My favorite toy when I was a child was the Soma Cube. Ostensibly the puzzle is to take the seven pieces and form a cube, but my Soma came with a booklet that displayed dozens of other 3d shapes to make, and I spent many hours trying to solve them all.
Puzzles like the Soma (or books like these or games like these) had a greater influence on me then any school math class. With the holiday gift giving approaching, I surveyed some of my MC2 friends to see what other toys or games they remembered from their childhoods.
Julienne Au was full of suggestions. Like me, she loves spirographs. This wikipedia entry gives the mathematical underpinnings of spirographs; I’m reminded of the pre-Copernican model of the motion of the planets, as described in Kuhn’s “Copernican Revolution,” which I highly recommend!
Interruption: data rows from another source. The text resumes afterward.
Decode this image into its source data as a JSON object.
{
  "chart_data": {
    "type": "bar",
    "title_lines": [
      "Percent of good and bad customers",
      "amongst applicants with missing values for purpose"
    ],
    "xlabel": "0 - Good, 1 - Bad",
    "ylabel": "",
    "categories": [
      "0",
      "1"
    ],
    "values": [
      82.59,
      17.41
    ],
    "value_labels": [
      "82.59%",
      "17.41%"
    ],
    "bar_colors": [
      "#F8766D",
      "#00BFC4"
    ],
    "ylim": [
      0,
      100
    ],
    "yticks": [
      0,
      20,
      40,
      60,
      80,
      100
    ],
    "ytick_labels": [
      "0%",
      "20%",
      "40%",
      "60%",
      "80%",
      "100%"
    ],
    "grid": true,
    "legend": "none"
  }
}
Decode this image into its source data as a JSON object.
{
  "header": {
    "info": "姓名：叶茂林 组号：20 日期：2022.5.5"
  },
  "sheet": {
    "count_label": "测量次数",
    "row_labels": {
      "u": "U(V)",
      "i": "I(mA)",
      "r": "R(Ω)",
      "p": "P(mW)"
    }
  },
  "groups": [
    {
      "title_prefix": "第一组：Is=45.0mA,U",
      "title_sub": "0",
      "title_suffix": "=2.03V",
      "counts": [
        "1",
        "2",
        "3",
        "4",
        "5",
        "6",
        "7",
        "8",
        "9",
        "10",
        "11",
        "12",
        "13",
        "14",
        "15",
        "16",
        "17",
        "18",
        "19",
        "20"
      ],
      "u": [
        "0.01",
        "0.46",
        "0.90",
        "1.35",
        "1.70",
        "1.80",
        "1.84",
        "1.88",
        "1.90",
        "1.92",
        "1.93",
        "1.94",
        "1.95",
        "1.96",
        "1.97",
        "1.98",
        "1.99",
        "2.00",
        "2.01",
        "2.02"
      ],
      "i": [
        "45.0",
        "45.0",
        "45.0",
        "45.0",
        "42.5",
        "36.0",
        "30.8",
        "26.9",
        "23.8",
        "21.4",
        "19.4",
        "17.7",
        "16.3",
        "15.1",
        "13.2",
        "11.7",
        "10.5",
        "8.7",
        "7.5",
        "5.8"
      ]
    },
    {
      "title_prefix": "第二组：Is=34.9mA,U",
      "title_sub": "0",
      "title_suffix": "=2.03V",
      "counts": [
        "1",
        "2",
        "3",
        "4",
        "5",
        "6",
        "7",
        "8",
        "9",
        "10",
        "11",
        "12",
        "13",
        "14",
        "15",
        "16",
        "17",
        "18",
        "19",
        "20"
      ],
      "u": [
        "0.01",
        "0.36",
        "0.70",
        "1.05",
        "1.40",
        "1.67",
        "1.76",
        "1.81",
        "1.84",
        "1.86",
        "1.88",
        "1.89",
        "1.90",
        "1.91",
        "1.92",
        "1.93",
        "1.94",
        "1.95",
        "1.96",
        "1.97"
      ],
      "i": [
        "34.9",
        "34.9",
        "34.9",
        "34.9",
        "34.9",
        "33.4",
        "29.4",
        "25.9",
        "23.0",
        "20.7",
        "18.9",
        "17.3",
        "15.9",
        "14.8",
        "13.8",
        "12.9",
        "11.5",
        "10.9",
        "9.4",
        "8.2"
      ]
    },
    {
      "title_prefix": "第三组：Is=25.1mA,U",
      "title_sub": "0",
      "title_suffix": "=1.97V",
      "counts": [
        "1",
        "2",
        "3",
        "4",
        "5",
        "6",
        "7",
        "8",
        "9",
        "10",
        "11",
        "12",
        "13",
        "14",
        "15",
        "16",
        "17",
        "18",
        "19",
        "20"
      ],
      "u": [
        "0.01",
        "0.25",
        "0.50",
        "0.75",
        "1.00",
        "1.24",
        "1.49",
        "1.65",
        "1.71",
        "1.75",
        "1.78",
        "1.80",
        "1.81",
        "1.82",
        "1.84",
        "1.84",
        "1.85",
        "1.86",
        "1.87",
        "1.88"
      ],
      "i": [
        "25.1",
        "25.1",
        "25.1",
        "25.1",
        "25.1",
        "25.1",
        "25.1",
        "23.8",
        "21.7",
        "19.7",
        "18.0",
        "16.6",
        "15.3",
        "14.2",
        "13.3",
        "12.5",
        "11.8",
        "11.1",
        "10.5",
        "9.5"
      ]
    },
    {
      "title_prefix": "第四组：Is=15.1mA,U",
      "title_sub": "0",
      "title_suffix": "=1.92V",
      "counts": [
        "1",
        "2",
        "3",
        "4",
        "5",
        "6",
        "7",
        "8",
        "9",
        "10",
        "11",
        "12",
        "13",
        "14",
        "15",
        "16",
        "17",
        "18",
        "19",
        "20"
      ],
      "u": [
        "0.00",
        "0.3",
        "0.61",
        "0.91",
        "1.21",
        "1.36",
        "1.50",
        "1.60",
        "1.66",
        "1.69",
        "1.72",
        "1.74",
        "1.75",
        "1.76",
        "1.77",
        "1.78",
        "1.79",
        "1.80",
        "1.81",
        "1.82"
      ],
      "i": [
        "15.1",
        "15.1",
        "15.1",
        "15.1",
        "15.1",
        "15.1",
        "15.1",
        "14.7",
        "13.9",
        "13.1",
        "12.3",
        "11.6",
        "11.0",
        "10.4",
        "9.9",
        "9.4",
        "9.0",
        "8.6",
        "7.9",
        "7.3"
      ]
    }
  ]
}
Ms. Au’s favorite puzzle is Izzi, another classic like the Soma Cube. She also likes 24, Chocolate Fix (which we played at our Julia Robinson Math Festival in June), and modular origami–here, you fold several pieces of paper each into a ‘unit’, and then combine the units into a larger model. When I first started teaching I was introduced to this technique through the work of Tomoko Fuse–check out this tutorial based on Fuse’s work. Used copies of Fuse’s “Unit Origami: Multidimensional Transformations” can be picked up cheap!
Matt Moran went with a classic–Connect 4. This game has been solved, although with 4,531,985,219,092 game positions I doubt this will influence your own game play. And finally, PJ Karafiol suggested Meta-Forms–like Chocolate Fix or the ever popular Traffic Jam puzzle, Meta-Forms start out easy but get progressively harder.
We at MC2 are looking forward to seeing you in January. In the mean time, play with some mathematical toys, games, and books, and give the gift of math!